I was reminded recently of an incident that should have been embarrassing for me except I was under the influence of an opiate based pain medication following a surgery at the time. The events as I remember them are as follows. The only witness to the event is a former Relief Society President. I was to be left on my own for the fitst time following a back surgey, my wife and children went to a program at the local high school. I was at the point that with enough pain medication, I was able to get up by myself as needed. I was dressed in my "angel chaps" and a bathrobe. I was watching a John Wayne movie (I can only watch them when my wife is out, I think it is beacuse in about every movie he is in with Mareen O'Hara he ends up spanking her, of course she always deserves it. Did I mention that my wife reminds me a little of Mareen when she is behaving badly?), there was a knock at the front door. Having downed a pain pill 30 minutes earlier I felt no hesitation on getting out of bed, slidding my feet into some house slippers and waddling down the hall to the top of the stair to see who was rapping at my door. As I stood swaying at the top of the stairs I could see trough the side light window that the visitor was our Relief Society President, Sister Gilbert. Without bothering to close my bathrobe, I worked my way down the stairs to the door. I opened the door to find a suprised, embarassed Sister Gilbert. Politely averting her eyes she said "Bishop, I didn't mean to get you out of bed, I thought they weren't leaving you home alone yet" and she handed me a cassarole dish of food. I assured her that I was now old enough to be left alone for short periods of time. She again appologized for making me get out of my sick bed to answer the door. I assured her I was alright. As I made my way back up the stair and set the cassarole on the kitchen counter.
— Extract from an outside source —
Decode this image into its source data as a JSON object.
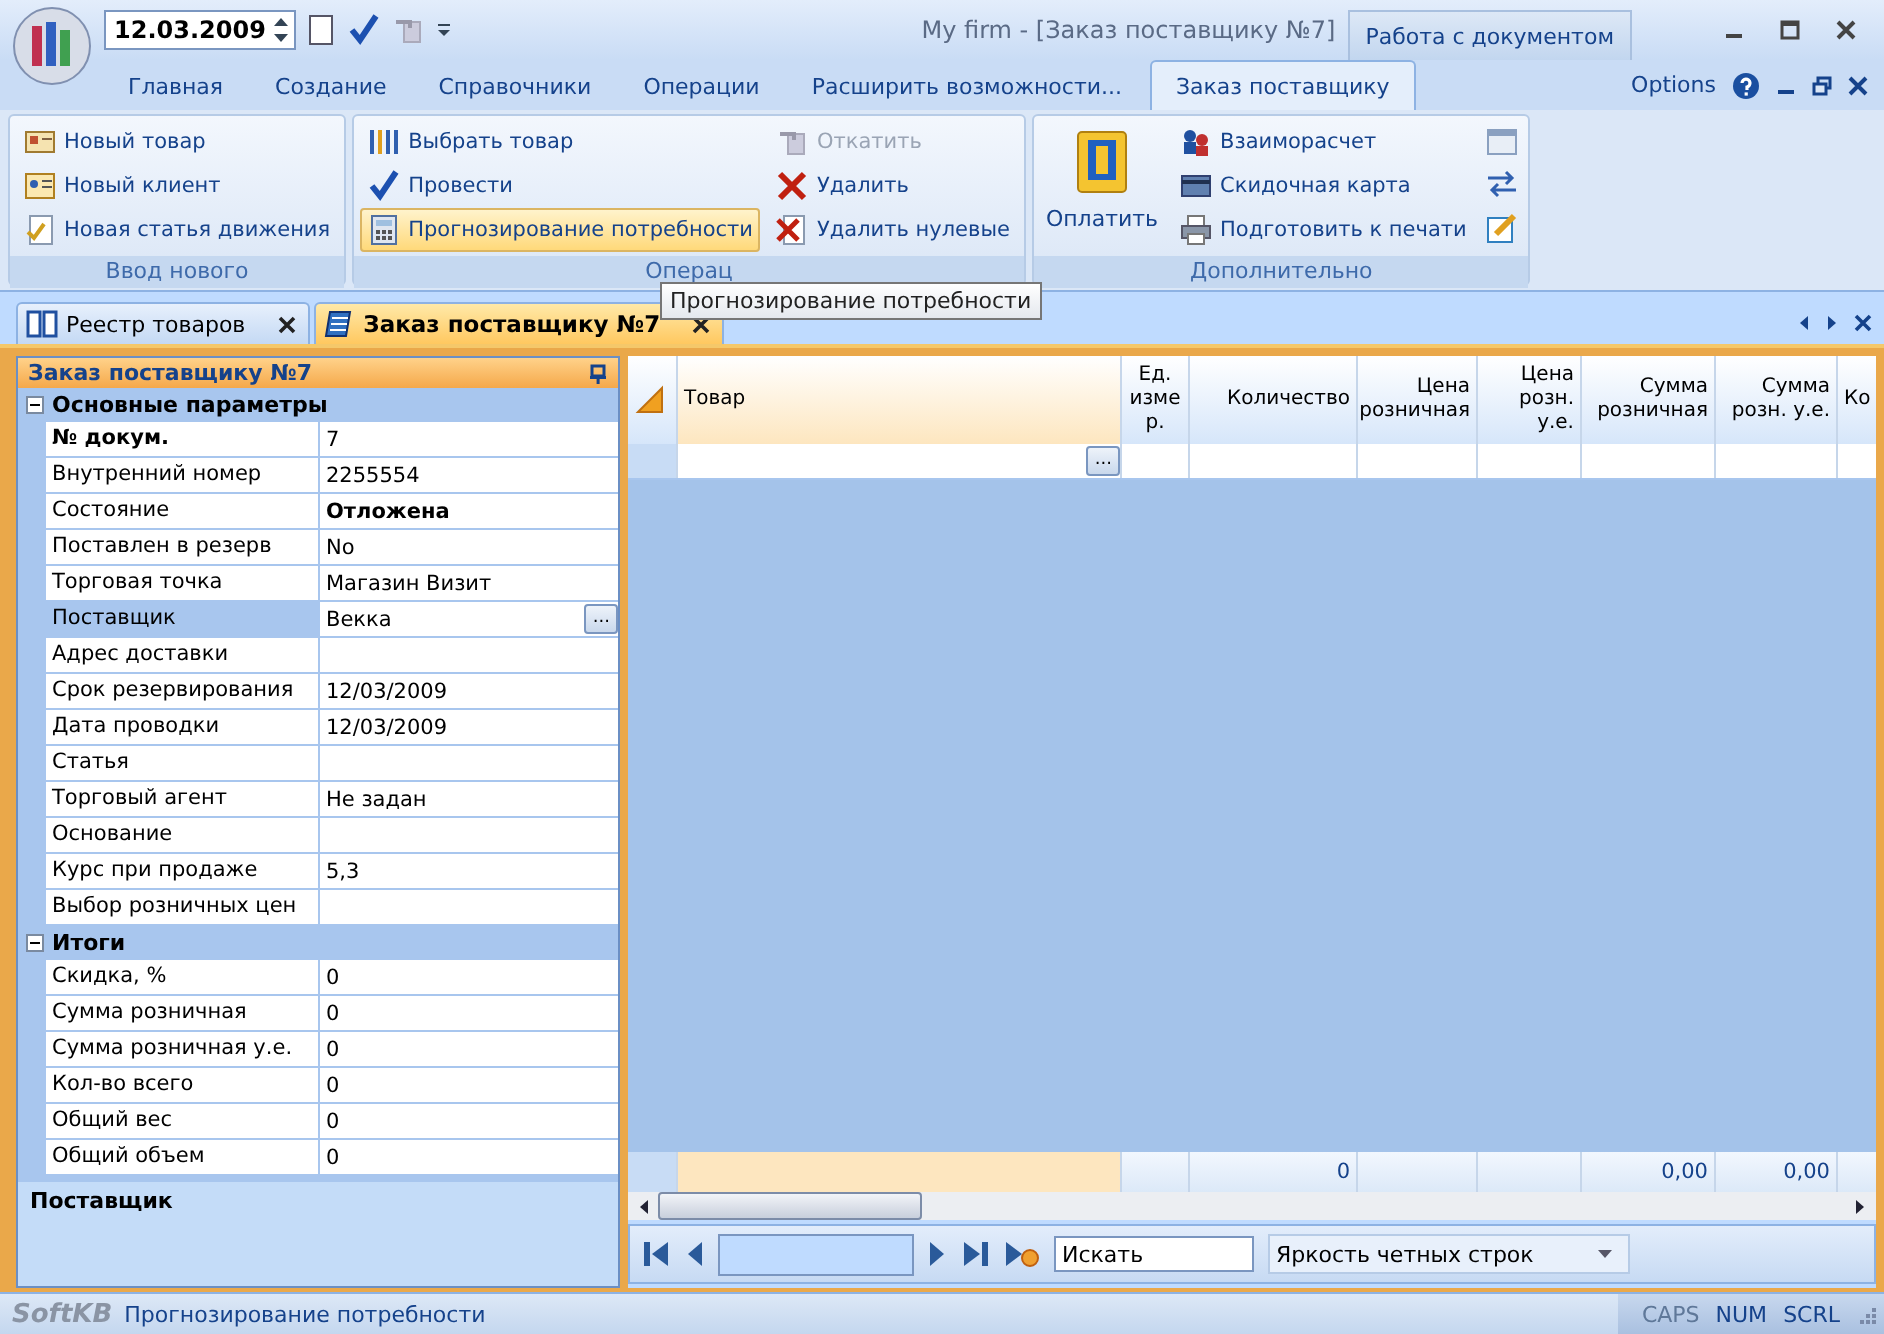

I realized that I looked like "cousin Eddie" from National Lampoon's Christmas Vacation, you know the scene where Eddie is standing outside in his bathrobe emptying his motor home septic into the storm drain. Well that was me minus the hat. I remember thinking "I should be embarassed but this is just too darn funny!" Poor Sister Gilbert always the prim, proper polite one. You know she has never said a word to me about that night, didn't even mention it to my wife. Maybe someday I'll get the guts to ask her if she remebers seeing the Bsihop in his underwear.
Once I got to bed the humor of the situation hit me with full force and I laughed even though it hurt. My sister-in-law Ronalee called and I accounted the details to her. She later remarked to my wife that I was funny and quit a bit more talkative than usual.
I think I'll stick with Advil or something similar.